Another story of reading the Diamond Sutra,
He's read it a million times,
But suddenly he's enlightened.
These experiences of enlightenment could be compared with many of the stories of conversion,
Of sudden conversion,
Which you find,
For example,
In William James's great work,
The Varieties of Religious Experience.
He put together a vast database in the 19th century of stories and descriptions of these conversion experiences in which a person's life suddenly and instantaneously was transformed,
Their life was changed afterwards.
But often,
Mostly,
This conversion experience,
Which I think could be described somewhat as an enlightenment experience,
Maybe there are distinctions to be made between them,
This conversion experience doesn't last permanently,
And it's very rare that it does.
One great example of that it does,
Of course,
Is Ramana Maharshi,
Who at the age of 14 went through an enlightenment experience of self-realization in which he understood,
Knew experientially himself,
His true self,
And his self just shone out like a bright sun.

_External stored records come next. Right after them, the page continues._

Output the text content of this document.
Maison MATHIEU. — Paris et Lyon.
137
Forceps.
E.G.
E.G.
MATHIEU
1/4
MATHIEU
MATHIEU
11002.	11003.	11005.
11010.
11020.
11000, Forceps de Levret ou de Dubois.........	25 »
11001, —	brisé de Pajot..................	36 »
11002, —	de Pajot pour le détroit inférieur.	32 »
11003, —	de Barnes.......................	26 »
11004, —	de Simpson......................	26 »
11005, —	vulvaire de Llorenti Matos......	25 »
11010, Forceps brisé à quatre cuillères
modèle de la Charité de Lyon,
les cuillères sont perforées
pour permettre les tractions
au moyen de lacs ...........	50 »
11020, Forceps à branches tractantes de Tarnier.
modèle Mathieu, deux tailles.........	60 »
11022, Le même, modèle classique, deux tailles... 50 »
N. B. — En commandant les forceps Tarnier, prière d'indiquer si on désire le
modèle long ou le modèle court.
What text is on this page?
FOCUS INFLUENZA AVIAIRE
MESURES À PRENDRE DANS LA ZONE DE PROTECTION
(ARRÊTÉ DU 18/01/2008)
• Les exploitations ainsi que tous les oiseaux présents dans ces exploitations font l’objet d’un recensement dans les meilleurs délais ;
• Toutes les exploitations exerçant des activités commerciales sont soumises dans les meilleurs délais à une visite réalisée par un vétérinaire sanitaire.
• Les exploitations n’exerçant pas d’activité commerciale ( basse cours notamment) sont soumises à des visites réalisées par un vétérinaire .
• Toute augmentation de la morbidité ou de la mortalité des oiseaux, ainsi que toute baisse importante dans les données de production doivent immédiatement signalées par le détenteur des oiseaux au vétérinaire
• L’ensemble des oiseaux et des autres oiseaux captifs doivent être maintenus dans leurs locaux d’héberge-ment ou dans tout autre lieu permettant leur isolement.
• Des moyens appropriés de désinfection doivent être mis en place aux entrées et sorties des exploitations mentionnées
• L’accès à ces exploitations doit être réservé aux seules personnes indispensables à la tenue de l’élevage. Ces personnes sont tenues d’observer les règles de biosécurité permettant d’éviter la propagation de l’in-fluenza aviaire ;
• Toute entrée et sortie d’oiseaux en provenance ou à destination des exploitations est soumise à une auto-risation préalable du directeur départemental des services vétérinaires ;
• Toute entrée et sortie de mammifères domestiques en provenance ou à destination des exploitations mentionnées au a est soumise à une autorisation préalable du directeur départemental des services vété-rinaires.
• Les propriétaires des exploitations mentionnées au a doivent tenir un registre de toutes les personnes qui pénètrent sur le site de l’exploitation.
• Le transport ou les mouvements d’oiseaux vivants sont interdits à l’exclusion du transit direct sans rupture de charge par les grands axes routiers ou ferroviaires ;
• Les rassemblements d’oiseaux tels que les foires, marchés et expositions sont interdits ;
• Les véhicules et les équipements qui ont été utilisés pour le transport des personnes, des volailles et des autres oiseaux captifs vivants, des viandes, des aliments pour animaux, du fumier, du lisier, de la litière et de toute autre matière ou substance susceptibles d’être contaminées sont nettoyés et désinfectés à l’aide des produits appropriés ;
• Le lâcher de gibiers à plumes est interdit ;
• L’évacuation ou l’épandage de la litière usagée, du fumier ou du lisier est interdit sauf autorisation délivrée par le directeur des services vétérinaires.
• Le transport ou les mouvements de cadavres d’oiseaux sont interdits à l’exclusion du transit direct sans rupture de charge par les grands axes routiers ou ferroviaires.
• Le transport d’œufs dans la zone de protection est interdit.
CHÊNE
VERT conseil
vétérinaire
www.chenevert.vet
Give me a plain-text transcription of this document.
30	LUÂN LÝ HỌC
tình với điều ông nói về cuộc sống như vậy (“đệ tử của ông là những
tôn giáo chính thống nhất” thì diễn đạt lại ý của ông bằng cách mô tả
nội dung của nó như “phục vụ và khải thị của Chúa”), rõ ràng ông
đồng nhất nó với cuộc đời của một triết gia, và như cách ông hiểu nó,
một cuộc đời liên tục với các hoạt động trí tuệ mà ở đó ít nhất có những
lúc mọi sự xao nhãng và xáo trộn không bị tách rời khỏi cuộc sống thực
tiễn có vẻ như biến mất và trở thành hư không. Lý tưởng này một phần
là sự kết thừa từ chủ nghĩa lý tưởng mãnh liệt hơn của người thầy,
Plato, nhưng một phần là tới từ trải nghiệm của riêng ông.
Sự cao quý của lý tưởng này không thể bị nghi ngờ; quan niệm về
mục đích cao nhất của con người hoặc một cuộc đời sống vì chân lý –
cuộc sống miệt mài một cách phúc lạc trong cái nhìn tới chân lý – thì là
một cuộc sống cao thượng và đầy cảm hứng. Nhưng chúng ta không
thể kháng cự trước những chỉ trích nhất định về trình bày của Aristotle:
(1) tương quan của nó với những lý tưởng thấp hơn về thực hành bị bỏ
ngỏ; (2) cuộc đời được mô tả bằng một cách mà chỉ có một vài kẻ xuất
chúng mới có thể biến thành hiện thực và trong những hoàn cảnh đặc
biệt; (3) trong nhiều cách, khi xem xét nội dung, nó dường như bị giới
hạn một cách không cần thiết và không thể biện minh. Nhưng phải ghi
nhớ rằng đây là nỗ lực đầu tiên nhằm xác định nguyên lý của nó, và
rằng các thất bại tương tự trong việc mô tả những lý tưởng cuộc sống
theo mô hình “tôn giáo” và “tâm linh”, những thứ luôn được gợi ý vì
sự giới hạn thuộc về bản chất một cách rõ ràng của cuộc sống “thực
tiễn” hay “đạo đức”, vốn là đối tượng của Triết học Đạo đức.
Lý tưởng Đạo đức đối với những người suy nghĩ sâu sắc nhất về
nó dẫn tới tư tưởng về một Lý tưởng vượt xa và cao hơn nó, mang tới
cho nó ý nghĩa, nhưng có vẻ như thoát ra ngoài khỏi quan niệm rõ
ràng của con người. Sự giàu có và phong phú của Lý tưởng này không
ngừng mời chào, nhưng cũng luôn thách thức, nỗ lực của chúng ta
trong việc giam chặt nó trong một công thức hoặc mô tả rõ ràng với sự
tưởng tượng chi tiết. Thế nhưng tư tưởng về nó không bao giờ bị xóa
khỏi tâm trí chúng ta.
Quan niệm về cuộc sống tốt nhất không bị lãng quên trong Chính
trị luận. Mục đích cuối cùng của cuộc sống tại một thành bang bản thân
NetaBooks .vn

But it took him 10 years to adapt to that,
To recover,
In a sense,
And to integrate it to the point where he could begin to communicate with people again normally.
And then,
Of course,
The rest of his life,
He radiated this vision of reality,
Great love,
And charm,
And wit as well.
So often,
This conversion experience or enlightenment experience lasts for a period of time.
After that,
It has changed your life.
But the old patterns,
Mental patterns,
And the old ways of perception come back,
But not exactly as they did before,
And maybe not as powerfully as they did before.
But you're no longer in that first fervor of conversion,
As Saint Benedict calls it,
And indeed,
Maybe it's similar to the experience of falling in love.
When you realize that the falling in love is mutual,
There is this explosion of a new way of being,
And seeing,
And feeling,
And an explosion of energy as well,
As many of the characteristics of enlightenment could be identified in falling in love.